The ambience at Dinner is a slightly muted, slightly confused one. It's supposed to be representing classical English cuisine, which is well accomplished in the design of the menus and the informal nature of the dishes. However, the atmosphere of the venue is more grandiose, akin perhaps to some more glamorous eating which I think strikes a slightly uncomfortable contrast. The price is a tricky one too because this place is not cheap. £32 for a steak which is left wanting is pretty scandalous, and even the pigeon which delighted so was expensive at £33. It is certainly trading on its celebrity fairly well.

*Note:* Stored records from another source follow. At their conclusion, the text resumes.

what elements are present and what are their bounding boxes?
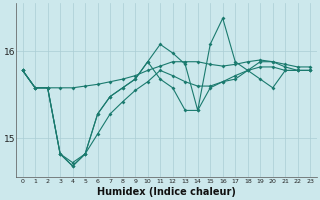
- X-axis label: Humidex (Indice chaleur): Humidex (Indice chaleur): [97, 187, 236, 197]
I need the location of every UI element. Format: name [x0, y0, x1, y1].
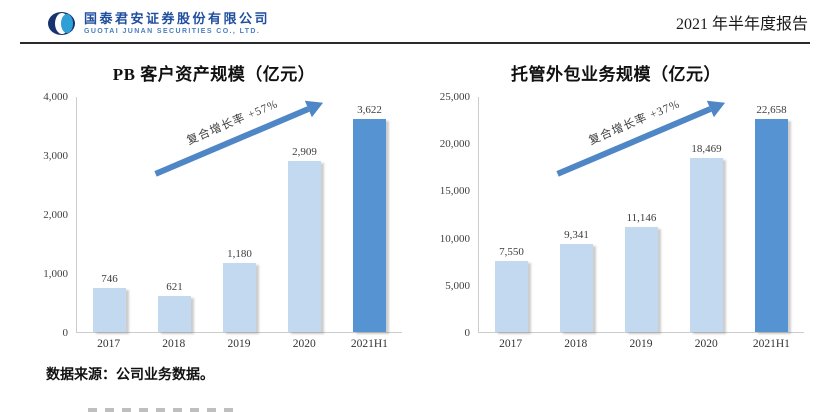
y-tick-label: 3,000: [43, 150, 68, 162]
x-tick-label: 2021H1: [350, 338, 388, 350]
plot-area: 复合增长率 +57% 746 621 1,180 2,909 3,622: [76, 94, 402, 333]
bar-value-label: 11,146: [626, 212, 657, 225]
chart-body: 0 1,000 2,000 3,000 4,000 复合增长率 +57% 746 621 1…: [26, 91, 402, 339]
x-tick-label: 2018: [564, 338, 588, 350]
x-tick-label: 2017: [97, 338, 121, 350]
y-tick-label: 10,000: [439, 232, 470, 245]
bar: [690, 158, 723, 332]
x-tick-label: 2020: [694, 338, 718, 350]
bar-slot: 2,909: [272, 97, 337, 332]
bar-value-label: 746: [101, 273, 118, 286]
company-name-block: 国泰君安证券股份有限公司 GUOTAI JUNAN SECURITIES CO.…: [84, 12, 270, 35]
x-tick-label: 2018: [162, 338, 186, 350]
bar-highlight: [755, 119, 788, 332]
bar-value-label: 18,469: [691, 143, 722, 156]
bar: [560, 244, 593, 332]
x-tick-label: 2019: [629, 338, 653, 350]
bar-value-label: 7,550: [499, 246, 524, 259]
y-axis: 0 5,000 10,000 15,000 20,000 25,000: [428, 91, 478, 339]
bar-highlight: [353, 119, 386, 332]
bar-value-label: 9,341: [564, 229, 589, 242]
bar: [158, 295, 191, 332]
chart-title: 托管外包业务规模（亿元）: [511, 65, 721, 84]
bars-container: 746 621 1,180 2,909 3,622: [77, 97, 402, 332]
company-brand: 国泰君安证券股份有限公司 GUOTAI JUNAN SECURITIES CO.…: [48, 12, 270, 35]
bar-value-label: 1,180: [227, 247, 252, 260]
company-name-en: GUOTAI JUNAN SECURITIES CO., LTD.: [84, 27, 261, 35]
chart-title: PB 客户资产规模（亿元）: [112, 65, 316, 84]
x-tick-label: 2017: [499, 338, 523, 350]
header-divider: [20, 42, 810, 44]
bar-value-label: 3,622: [357, 104, 382, 117]
bar: [223, 262, 256, 332]
bar: [495, 261, 528, 332]
x-tick-label: 2019: [227, 338, 251, 350]
y-tick-label: 4,000: [43, 91, 68, 103]
charts-row: PB 客户资产规模（亿元） 0 1,000 2,000 3,000 4,000 复合增长…: [0, 44, 830, 350]
bars-container: 7,550 9,341 11,146 18,469 22,658: [479, 97, 804, 332]
chart-pb-client-assets: PB 客户资产规模（亿元） 0 1,000 2,000 3,000 4,000 复合增长…: [26, 60, 402, 350]
bar-slot: 7,550: [479, 97, 544, 332]
bar-slot: 9,341: [544, 97, 609, 332]
bar: [625, 227, 658, 332]
y-tick-label: 15,000: [439, 185, 470, 198]
x-tick-label: 2020: [292, 338, 316, 350]
bar: [93, 288, 126, 332]
x-tick-label: 2021H1: [752, 338, 790, 350]
y-tick-label: 0: [62, 327, 69, 339]
company-name-cn: 国泰君安证券股份有限公司: [84, 11, 271, 26]
bar-slot: 22,658: [739, 97, 804, 332]
data-source-note: 数据来源：公司业务数据。: [46, 368, 214, 383]
y-tick-label: 1,000: [43, 268, 68, 280]
y-tick-label: 20,000: [439, 138, 470, 151]
bar: [288, 161, 321, 332]
bar-slot: 3,622: [337, 97, 402, 332]
company-logo-icon: [48, 12, 75, 35]
clipped-next-section-text: [88, 408, 234, 412]
plot-area: 复合增长率 +37% 7,550 9,341 11,146 18,469 22,658: [478, 94, 804, 333]
bar-value-label: 2,909: [292, 146, 317, 159]
bar-slot: 746: [77, 97, 142, 332]
y-tick-label: 0: [464, 327, 471, 339]
y-tick-label: 2,000: [43, 209, 68, 221]
bar-slot: 11,146: [609, 97, 674, 332]
page-header: 国泰君安证券股份有限公司 GUOTAI JUNAN SECURITIES CO.…: [0, 0, 830, 40]
y-tick-label: 5,000: [445, 279, 470, 292]
x-axis: 2017 2018 2019 2020 2021H1: [76, 333, 402, 350]
report-title: 2021 年半年度报告: [675, 16, 808, 33]
bar-value-label: 22,658: [756, 104, 787, 117]
y-tick-label: 25,000: [439, 91, 470, 103]
bar-slot: 1,180: [207, 97, 272, 332]
y-axis: 0 1,000 2,000 3,000 4,000: [26, 91, 76, 339]
bar-slot: 18,469: [674, 97, 739, 332]
logo-wave-shape: [61, 14, 73, 33]
bar-slot: 621: [142, 97, 207, 332]
x-axis: 2017 2018 2019 2020 2021H1: [478, 333, 804, 350]
chart-custody-outsourcing: 托管外包业务规模（亿元） 0 5,000 10,000 15,000 20,000 25,…: [428, 60, 804, 350]
bar-value-label: 621: [166, 280, 183, 293]
chart-body: 0 5,000 10,000 15,000 20,000 25,000 复合增长率 +37…: [428, 91, 804, 339]
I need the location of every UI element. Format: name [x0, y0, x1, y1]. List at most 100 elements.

I think that may be the problem with the place in all honesty. When somewhere has been fawned over as much as this place has, any small imperfection is massively magnified. The one thing that you can be sure of with Heston Blumenthal's name being on an exclusive Knightsbridge hotel restaurant is that the price truly reflects it. For a restaurant which bangs the drum for English cooking, this leaves a strange taste in the mouth. Yes, you feel you've had a good evening out, but it's one that leaves a lasting impression on the wallet above anything else. There is a lot to admire about Heston Blumenthal. Sadly, what really makes him a treasured chef has not quite made it down to London.